CA induces expression of antioxidant genes and proteins in the ARPE-19 retinal cell line. (A) CA-induced activation of ARE by luciferase assay (P < 0.001 by t-test). Vaues are mean + SEM. (B) CA-induced upregulation of ARE-dependent expression of HO-1, NQO1, GCLM, and xCT genes, as shown by RT-PCR. (C) Immunoblot demonstrating upregulation of HO-1, NQO1, and SRXN1 antioxidant proteins 24 hours after 10 μM CA treatment (n ≥ 4 for each panel).

Figure 3.

CA reduces hyperoxidation of Prx2. CA treatment of ARPE-19 retinal cells (A) and 661W photoreceptor cells (B) significantly protected against H₂O₂-induced hyperoxidation of Prx2 (n = 4; *P < 0.05; **P < 0.006 by t-test). Values are means ± SEM.

Figure 4.

CA protects photoreceptors from light damage in the intact retina. (A–C) Eye sections from normal rats stained with H&E stain in the superior retinal area, 500 to 1000 μm from the ONH (A), after light insult and treatment with CA (25 mg/kg) (B), and after light insult with vehicle treatment (C). (D) Graph shows retinal ONL thickness in rats treated with CA or vehicle and exposed to damaging light.

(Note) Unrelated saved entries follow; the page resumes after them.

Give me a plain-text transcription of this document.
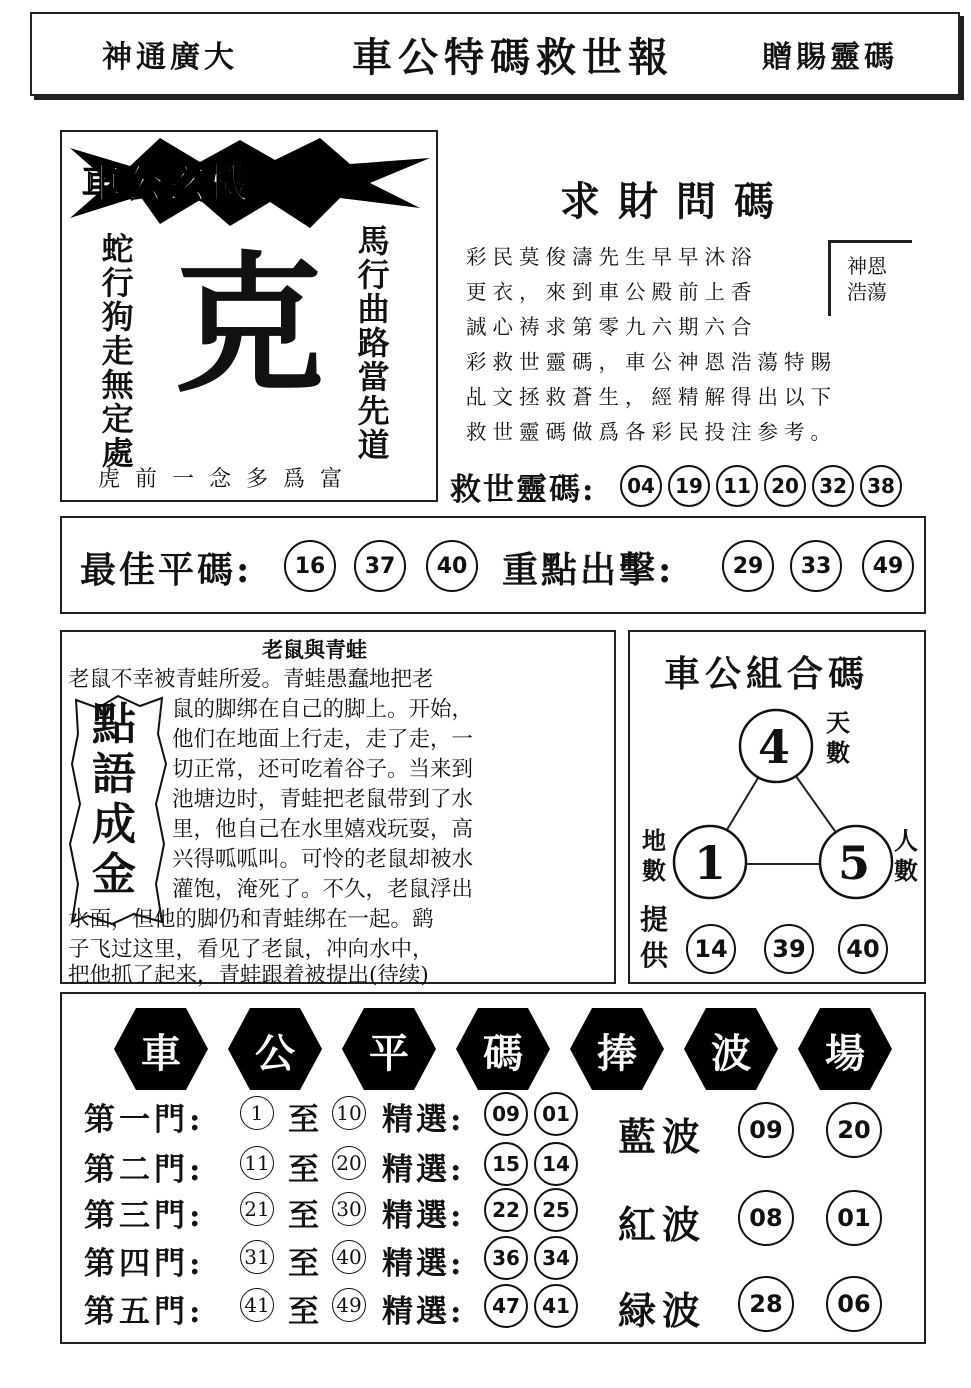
神通廣大	車公特碼救世報	贈賜靈碼
車公玄機
蛇行狗走無定處 克 馬行曲路當先道
虎前一念多爲富
求財問碼
神恩
浩蕩
彩民莫俊濤先生早早沐浴
更衣，來到車公殿前上香
誠心祷求第零九六期六合
彩救世靈碼，車公神恩浩蕩特賜
乩文拯救蒼生，經精解得出以下
救世靈碼做爲各彩民投注参考。
救世靈碼:	04	19	11	20	32	38
最佳平碼:	16	37	40 重點出擊:	29	33	49
老鼠與青蛙
點
語
成
金
老鼠不幸被青蛙所爱。青蛙愚蠢地把老
鼠的脚绑在自己的脚上。开始，
他们在地面上行走，走了走，一
切正常，还可吃着谷子。当来到
池塘边时，青蛙把老鼠带到了水
里，他自己在水里嬉戏玩耍，高
兴得呱呱叫。可怜的老鼠却被水
灌饱，淹死了。不久，老鼠浮出
水面，但他的脚仍和青蛙绑在一起。鹞
子飞过这里，看见了老鼠，冲向水中，
把他抓了起来，青蛙跟着被提出(待续)
車公組合碼
4
1 5
天
數
地
數
人
數
提
供	14	39	40
車	公	平	碼	捧	波	場
第一門:	1 至 10 精選:	09	01
第二門: 11 至 20 精選:	15	14
第三門: 21 至 30 精選:	22	25
第四門: 31 至 40 精選:	36	34
第五門: 41 至 49 精選:	47	41
藍波	09	20
紅波	08	01
緑波	28	06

Values are means ± SEM. (E) ONL thickness in the inferior and the superior hemispheres of control retinas or after light damage (LD) with and without CA treatment. (F) AUC analysis for the three different treatment groups. Significantly thicker ONLs were observed in rats treated with CA than vehicle controls (n = 7 for No LD, 15 for LD + vehicle, 14 for LD + CA; *P < 0.05, **P < 0.01; ***P < 0.001; ****P < 0.0001 by ANOVA). Values are means ± SEM.

Figure 5.

Beneficial effect of CA treatment on retinal electrophysiology by ERG analysis. (A) Representative ERG traces from rat retinas of dim light-exposed control, CA-treated after light damage (LD), and vehicle-treated after LD. LD resulted in significant loss of ERG responses in vehicle-treated animals. Administration of CA enhanced ERG responses compared to vehicle (n = 5 for dim light/no LD, n = 7 for CA-treated/LD, n = 8 for vehicle-treated/LD groups). The initial downward deflection in the voltage response represents the a-wave, while the subsequent positive voltage response is the b-wave, as described in text (see Results section). (B) In rats treated with CA compared to vehicle, there was significant protection from light damage on both the ERG a-wave and b-wave (n = 8 for LD-vehicle, 7 for LD-CA; values normalized to the “no treatment” group, where n = 5; *P < 0.05; **P < 0.005). Values are means ± SEM.